しかし短期的には、原油高はこれらの企業の株価に追い風になることが多い。


資源開発企業

もう一つ恩恵を受けやすいのが資源開発企業だ。

日本には大規模な石油会社は少ないが、海外油田の開発に関わる企業がある。

その代表例が

  • INPEX

である。

この企業は海外の油田やガス田を開発しており、
資源価格が上昇すると収益が大きく伸びる傾向がある。

証券アナリストの世界では、こうした企業は資源価格レバレッジ銘柄と呼ばれることもある。
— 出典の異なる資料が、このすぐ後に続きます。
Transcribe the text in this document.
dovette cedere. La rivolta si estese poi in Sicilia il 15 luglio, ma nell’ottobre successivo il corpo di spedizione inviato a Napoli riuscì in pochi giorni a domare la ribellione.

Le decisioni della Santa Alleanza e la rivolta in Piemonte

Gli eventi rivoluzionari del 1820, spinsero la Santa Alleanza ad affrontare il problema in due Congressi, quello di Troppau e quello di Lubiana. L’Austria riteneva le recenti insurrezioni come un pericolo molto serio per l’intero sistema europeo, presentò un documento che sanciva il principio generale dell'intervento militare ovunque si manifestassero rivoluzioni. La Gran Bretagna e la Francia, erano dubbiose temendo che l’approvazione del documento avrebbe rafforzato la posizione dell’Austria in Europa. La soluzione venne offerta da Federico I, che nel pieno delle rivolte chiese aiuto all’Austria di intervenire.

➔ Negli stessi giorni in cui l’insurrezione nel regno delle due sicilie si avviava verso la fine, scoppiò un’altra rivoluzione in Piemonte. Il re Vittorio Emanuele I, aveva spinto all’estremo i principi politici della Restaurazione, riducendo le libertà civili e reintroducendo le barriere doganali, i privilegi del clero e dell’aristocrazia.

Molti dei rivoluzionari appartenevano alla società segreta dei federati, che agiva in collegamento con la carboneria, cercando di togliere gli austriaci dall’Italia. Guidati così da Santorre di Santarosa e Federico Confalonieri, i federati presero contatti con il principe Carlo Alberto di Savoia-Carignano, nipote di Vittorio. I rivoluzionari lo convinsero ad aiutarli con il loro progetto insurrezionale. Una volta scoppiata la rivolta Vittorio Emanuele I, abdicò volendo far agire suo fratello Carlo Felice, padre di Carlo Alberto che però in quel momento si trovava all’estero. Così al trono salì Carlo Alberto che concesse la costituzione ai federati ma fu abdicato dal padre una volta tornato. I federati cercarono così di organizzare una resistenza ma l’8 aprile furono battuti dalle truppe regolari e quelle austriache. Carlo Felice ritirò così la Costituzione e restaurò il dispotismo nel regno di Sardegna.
つまり資源価格の動きが、そのまま業績に強く反映される企業だ。

原油が上昇すると、真っ先に投資家の視線が集まる企業の一つである。


商社という「意外な勝者」

日本市場で原油高の恩恵を受けやすい企業として、もう一つ忘れてはいけない存在がある。

それは総合商社だ。

例えば

  • 三菱商事
  • 三井物産
  • 伊藤忠商事

などである。

商社は資源、エネルギー、金属、食料など幅広い事業を持っている。
特に資源事業の比率が高い企業は、原油や天然ガス価格の上昇によって利益が増えることが多い。
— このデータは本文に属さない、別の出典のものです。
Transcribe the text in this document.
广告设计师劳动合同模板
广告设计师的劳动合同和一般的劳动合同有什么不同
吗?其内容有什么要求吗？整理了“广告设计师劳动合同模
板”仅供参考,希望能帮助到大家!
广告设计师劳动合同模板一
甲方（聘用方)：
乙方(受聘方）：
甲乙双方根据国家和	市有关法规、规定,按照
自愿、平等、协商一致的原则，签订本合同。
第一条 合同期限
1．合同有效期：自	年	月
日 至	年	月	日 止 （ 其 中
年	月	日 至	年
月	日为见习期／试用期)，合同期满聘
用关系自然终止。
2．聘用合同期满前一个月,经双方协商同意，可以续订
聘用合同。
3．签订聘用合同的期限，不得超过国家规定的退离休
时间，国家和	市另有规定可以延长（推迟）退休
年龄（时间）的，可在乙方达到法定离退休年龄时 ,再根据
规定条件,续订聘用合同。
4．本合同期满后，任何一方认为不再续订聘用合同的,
ここ数年、日本の商社株が海外投資家から注目されている理由の一つも、
この資源ビジネスの存在だ。

原油高は、商社の収益構造を強く押し上げる可能性がある。


原油高で苦しくなる企業

一方で、原油価格の上昇は多くの企業にとってコスト増になる。

特に影響が大きいのが航空会社だ。

代表的な企業としては

  • 日本航空
  • 全日本空輸

が挙げられる。

航空会社のコストの中で、燃料費は非常に大きな割合を占める。
原油価格が上昇すると、航空燃料の価格も上昇する。

もちろん燃料ヘッジなどでリスクを管理しているが、
長期的な原油高は収益にとって大きな負担になる。

そのため地政学リスクが高まると、航空株は売られやすい。


物流企業の苦悩

物流業界も原油高の影響を受けやすい。

日本の物流はトラック輸送に大きく依存している。
燃料費が上がると、運送コストは確実に上昇する。

例えば

  • 日本通運
  • ヤマトホールディングス

などの企業では、燃料費の管理が重要な経営課題になる。

もちろん運賃値上げで対応することもできるが、
競争が激しい業界では簡単ではない。

結果として、原油高は物流企業の利益率を圧迫することがある。


自動車産業への複雑な影響

日本の基幹産業である自動車業界も、原油価格の影響を受ける。

例えば

  • トヨタ自動車
  • 日産自動車

などのメーカーだ。

ただし影響は単純ではない。

燃料価格が上昇すると、消費者は燃費の良い車を求める傾向が強くなる。
そのためハイブリッド車や電気自動車の需要が高まることもある。

つまり原油高は、自動車業界にとって
リスクでもありチャンスでもある

特に燃費技術で優位な企業は、逆に競争力を強める可能性がある。


最終的な影響は「価格転嫁」にかかる

企業が原油高に耐えられるかどうかは、最終的には一つのポイントに集約される。

それは価格転嫁できるかどうかだ。

コストが上がったとき、それを商品価格に反映できる企業は強い。
逆に価格競争が激しい企業は、利益を削って耐えるしかない。

証券アナリストの仕事では、企業分析の中でこの点を特に重視する。

同じ業界でも、ブランド力や市場シェアによって
価格転嫁の能力は大きく違う。

つまり原油高は、企業の競争力の差を浮き彫りにする出来事でもある。


投資家が見ている本当のポイント

原油価格が上昇すると、投資家は単純に「石油会社が儲かる」と考えるわけではない。

もっと長期的な視点で見ている。

例えば、

・エネルギー構造はどう変わるのか
・再生可能エネルギーは伸びるのか
・EV普及は加速するのか

といったテーマだ。

原油高は、世界のエネルギー転換を加速させる可能性がある。
そしてその変化は、日本企業の未来にも大きく影響する。


戦争や地政学リスクは予測が難しい。
しかし一つだけ確かなことがある。

それは、こうした出来事が企業の明暗を分けるということだ。

原油価格の動きは単なる資源ニュースではない。
日本企業の競争力と産業構造を映し出す、非常に重要な経済指標でもある。